Commissioner of the Environment and Sustainable Development’s Opening Statement

December 2011 Report Press Conference—13 December 2011

Good morning. My name is Scott Vaughan, commissioner of the environment and sustainable development. My Report today covers three audits, two studies, and the annual report on environmental petitions. Our audit work is current, and was completed this fall.

Environmental stewardship is complex. It must be supported by scientific knowledge, environmental monitoring, and effective enforcement. In addition to examining science at Environment Canada, this Report discusses weaknesses in the enforcement of federal regulations, and identifies improvements needed to enforce federal laws and regulations.
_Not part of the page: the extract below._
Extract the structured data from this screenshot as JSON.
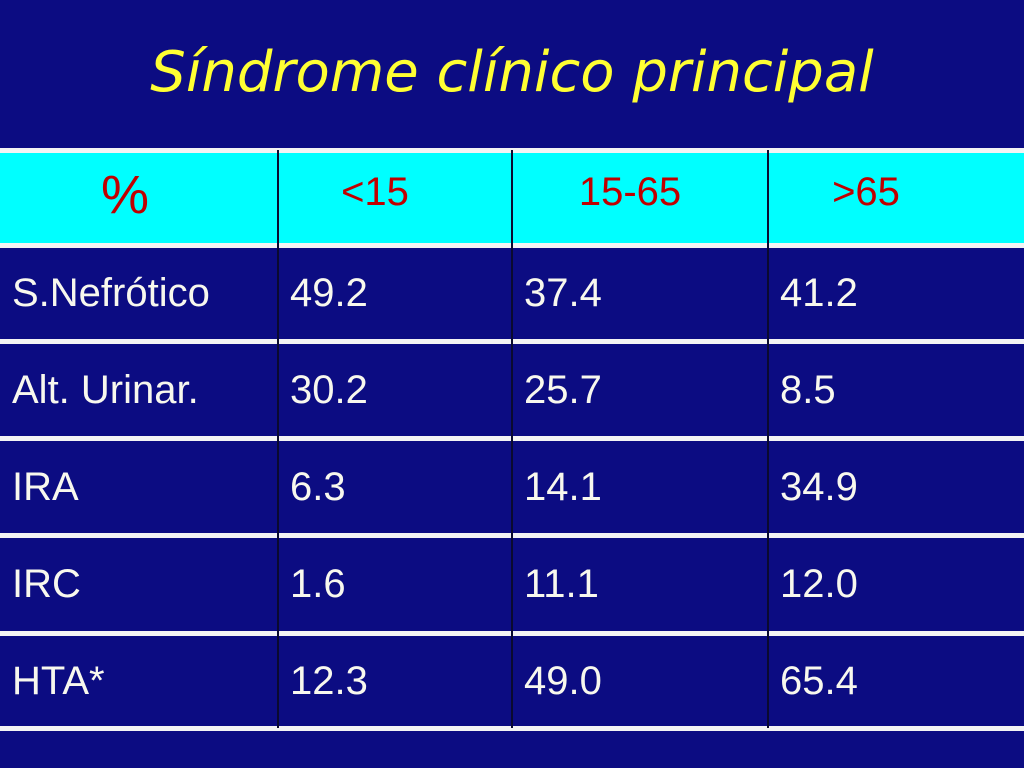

Our first audit looked at how Transport Canada and the National Energy Board determine whether companies required to do so comply with regulations governing the movement of dangerous goods within Canada. Good oversight of regulatory compliance is necessary to protect public safety and the environment.
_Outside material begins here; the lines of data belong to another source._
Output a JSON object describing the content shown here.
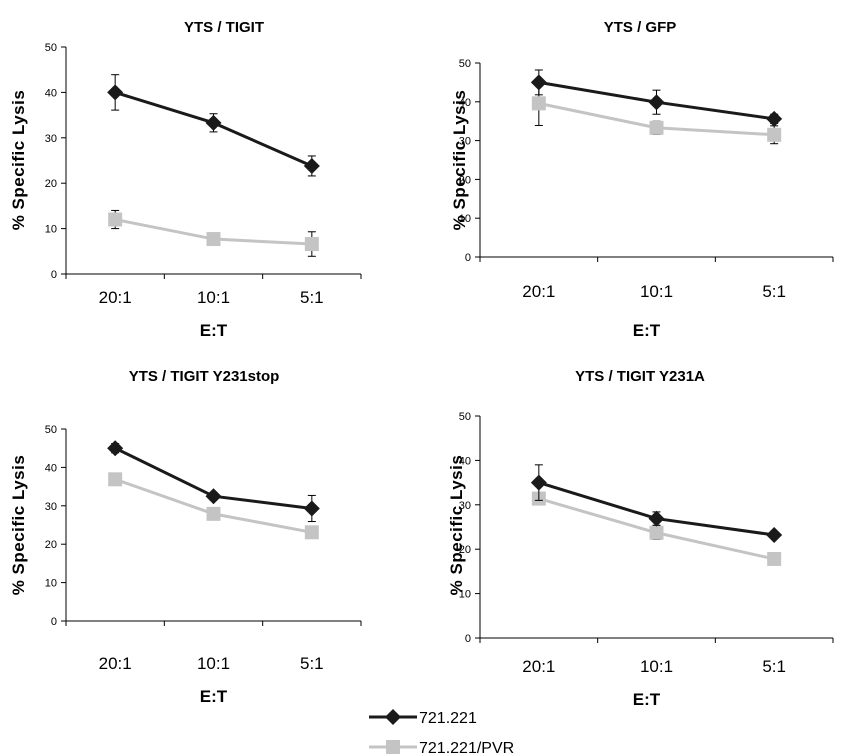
{
  "chart_data": [
    {
      "type": "line",
      "title": "YTS / TIGIT",
      "xlabel": "E:T",
      "ylabel": "% Specific Lysis",
      "categories": [
        "20:1",
        "10:1",
        "5:1"
      ],
      "ylim": [
        0,
        50
      ],
      "yticks": [
        0,
        10,
        20,
        30,
        40,
        50
      ],
      "series": [
        {
          "name": "721.221",
          "values": [
            40,
            33.3,
            23.8
          ],
          "errors": [
            3.9,
            2.0,
            2.2
          ]
        },
        {
          "name": "721.221/PVR",
          "values": [
            12,
            7.7,
            6.6
          ],
          "errors": [
            2.0,
            0.7,
            2.7
          ]
        }
      ]
    },
    {
      "type": "line",
      "title": "YTS / GFP",
      "xlabel": "E:T",
      "ylabel": "% Specific Lysis",
      "categories": [
        "20:1",
        "10:1",
        "5:1"
      ],
      "ylim": [
        0,
        50
      ],
      "yticks": [
        0,
        10,
        20,
        30,
        40,
        50
      ],
      "series": [
        {
          "name": "721.221",
          "values": [
            45,
            39.9,
            35.6
          ],
          "errors": [
            3.2,
            3.1,
            1.2
          ]
        },
        {
          "name": "721.221/PVR",
          "values": [
            39.6,
            33.3,
            31.5
          ],
          "errors": [
            5.7,
            1.7,
            2.3
          ]
        }
      ]
    },
    {
      "type": "line",
      "title": "YTS / TIGIT Y231stop",
      "xlabel": "E:T",
      "ylabel": "% Specific Lysis",
      "categories": [
        "20:1",
        "10:1",
        "5:1"
      ],
      "ylim": [
        0,
        50
      ],
      "yticks": [
        0,
        10,
        20,
        30,
        40,
        50
      ],
      "series": [
        {
          "name": "721.221",
          "values": [
            45,
            32.5,
            29.3
          ],
          "errors": [
            1.2,
            1.0,
            3.4
          ]
        },
        {
          "name": "721.221/PVR",
          "values": [
            36.9,
            27.9,
            23.1
          ],
          "errors": [
            1.0,
            1.0,
            1.0
          ]
        }
      ]
    },
    {
      "type": "line",
      "title": "YTS / TIGIT Y231A",
      "xlabel": "E:T",
      "ylabel": "% Specific Lysis",
      "categories": [
        "20:1",
        "10:1",
        "5:1"
      ],
      "ylim": [
        0,
        50
      ],
      "yticks": [
        0,
        10,
        20,
        30,
        40,
        50
      ],
      "series": [
        {
          "name": "721.221",
          "values": [
            35,
            26.9,
            23.2
          ],
          "errors": [
            4.0,
            1.5,
            0.8
          ]
        },
        {
          "name": "721.221/PVR",
          "values": [
            31.4,
            23.7,
            17.8
          ],
          "errors": [
            1.0,
            1.5,
            1.0
          ]
        }
      ]
    }
  ],
  "legend": {
    "items": [
      {
        "label": "721.221",
        "color": "#1a1a1a",
        "marker": "diamond"
      },
      {
        "label": "721.221/PVR",
        "color": "#c4c4c4",
        "marker": "square"
      }
    ]
  },
  "colors": {
    "series_dark": "#1a1a1a",
    "series_light": "#c4c4c4",
    "axis": "#000000"
  }
}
We found that Transport Canada and the National Energy Board need to improve their oversight of regulated companies and organizations. Where deficiencies have been identified, they have done little follow-up to ensure that corrective measures have been taken.

Transport Canada does not know to what extent organizations transporting dangerous goods are complying with regulations. It has given temporary approval for roughly half of the emergency response plans required to transport the most dangerous regulated goods, such as types of ammonia and acids. Temporary approvals are subject to less verification. Some have been in place for 10 years or more. Many of the weaknesses we found in Transport Canada were identified more than five years ago and have yet to be fixed.
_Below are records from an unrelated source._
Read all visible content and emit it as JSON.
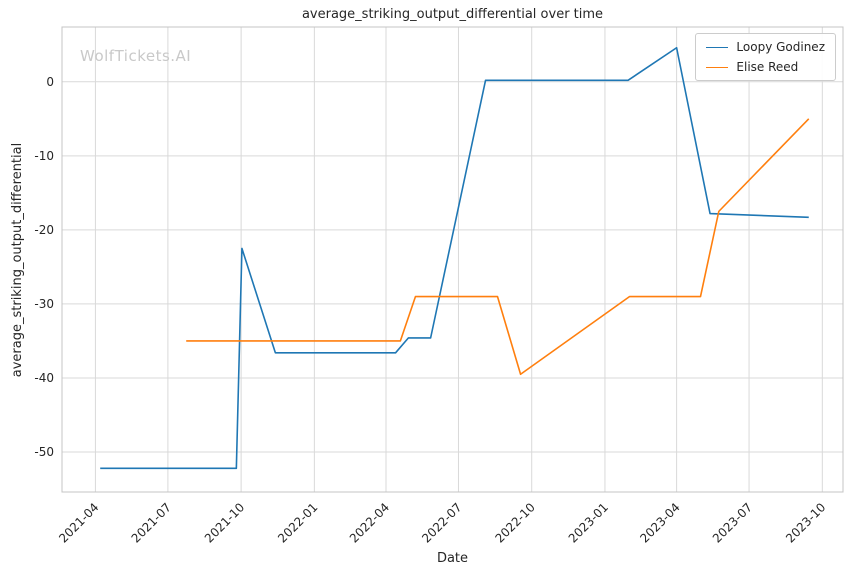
{
  "watermark": "WolfTickets.AI",
  "colors": {
    "grid": "#d9d9d9",
    "spine": "#c4c4c4",
    "text": "#262626",
    "watermark": "#c9c9c9"
  },
  "chart_data": {
    "type": "line",
    "title": "average_striking_output_differential over time",
    "xlabel": "Date",
    "ylabel": "average_striking_output_differential",
    "grid": true,
    "legend_position": "upper right",
    "x_domain": [
      "2021-02-18",
      "2023-10-27"
    ],
    "ylim": [
      -55.4,
      7.4
    ],
    "x_ticks": [
      "2021-04",
      "2021-07",
      "2021-10",
      "2022-01",
      "2022-04",
      "2022-07",
      "2022-10",
      "2023-01",
      "2023-04",
      "2023-07",
      "2023-10"
    ],
    "y_ticks": [
      0,
      -10,
      -20,
      -30,
      -40,
      -50
    ],
    "series": [
      {
        "name": "Loopy Godinez",
        "color": "#1f77b4",
        "points": [
          [
            "2021-04-07",
            -52.2
          ],
          [
            "2021-09-25",
            -52.2
          ],
          [
            "2021-10-02",
            -22.5
          ],
          [
            "2021-11-13",
            -36.6
          ],
          [
            "2022-04-13",
            -36.6
          ],
          [
            "2022-04-29",
            -34.6
          ],
          [
            "2022-05-27",
            -34.6
          ],
          [
            "2022-08-04",
            0.2
          ],
          [
            "2023-01-30",
            0.2
          ],
          [
            "2023-04-01",
            4.6
          ],
          [
            "2023-05-13",
            -17.8
          ],
          [
            "2023-09-14",
            -18.3
          ]
        ]
      },
      {
        "name": "Elise Reed",
        "color": "#ff7f0e",
        "points": [
          [
            "2021-07-24",
            -35.0
          ],
          [
            "2022-04-19",
            -35.0
          ],
          [
            "2022-05-08",
            -29.0
          ],
          [
            "2022-08-19",
            -29.0
          ],
          [
            "2022-09-17",
            -39.5
          ],
          [
            "2023-02-01",
            -29.0
          ],
          [
            "2023-05-01",
            -29.0
          ],
          [
            "2023-05-24",
            -17.5
          ],
          [
            "2023-09-14",
            -5.0
          ]
        ]
      }
    ]
  }
}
The National Energy Board has not appropriately monitored whether emergency procedures manuals prepared by regulated companies meet established expectations. It has yet to review the manuals of 32 companies. Where it has conducted reviews and identified deficiencies, there was little indication that it followed up to verify that the companies had taken corrective action.

In our audit of environmental science, we found that Environment Canada’s systems and practices to ensure the quality of its science activities are consistent with those generally used in the scientific community. They include peer reviews and other approaches used by world-class research institutions to ensure quality research, as well as various means of communicating scientific information to decision makers.

It is important for Environment Canada to identify and focus on those science activities that are critical to the Canadian public interest. Few organizations aside from the federal government have the capacity to carry out credible, long-term environmental research and monitoring at a national level.

In 2007, the Department developed a plan setting out the long-term directions of its science activities. Now Environment Canada needs to put its plan into practice. A department-wide plan for science is more urgent than ever in this period of fiscal restraint.

In the third audit we are reporting on today, we looked at Environment Canada’s enforcement of the Canadian Environmental Protection Act. We found that the Department does not know how much its enforcement activities have encouraged compliance and minimized damage and threats to the environment. Enforcement actions have been limited by longstanding problems with the regulations, inadequate training of enforcement officers, and lack of laboratory tests to verify compliance.

Environment Canada is missing key information on those it regulates. This information would help it target those organizations whose activities pose the greatest risk of environmental damage as a result of non-compliance. Also, the Department has not followed up on half of its enforcement actions to verify that violators are now complying with regulations.

The Canadian Environmental Protection Act is an important part of protecting the health of Canadians and the quality of the environment. I am concerned that shortcomings in key management systems have impeded the effective enforcement of the Act.

The first of the two studies we are reporting on today identifies some of the key challenges and principles related to sustainable fisheries. The Office of the Auditor General has issued studies in the past, to provide information to Parliament.

The decline in some major fish stocks in Canada highlights the need to better understand trends and to promote sustainable fisheries management. Fisheries managers face a difficult combination of environmental, economic, social, and organizational challenges.

The study provides examples of current and emerging practices here in Canada and internationally to help build sustainable fisheries. Key practices include respecting ecological limits to protect future fish stocks and defining clear roles and responsibilities.

Our second study identifies more than 90 environmental monitoring systems that provide Canadians everyday with a wide range of information, from local weather and air and water quality, to wildlife and biodiversity.

Environmental monitoring is necessary to know whether the quality of our environment is getting better or worse. The information the government collects serves many users, including municipal planners, resource managers, and Canadian families.

The final chapter of this Report is the annual report on environmental petitions. This year, we received 25 petitions dealing with a range of topics.

I am now ready to answer your questions.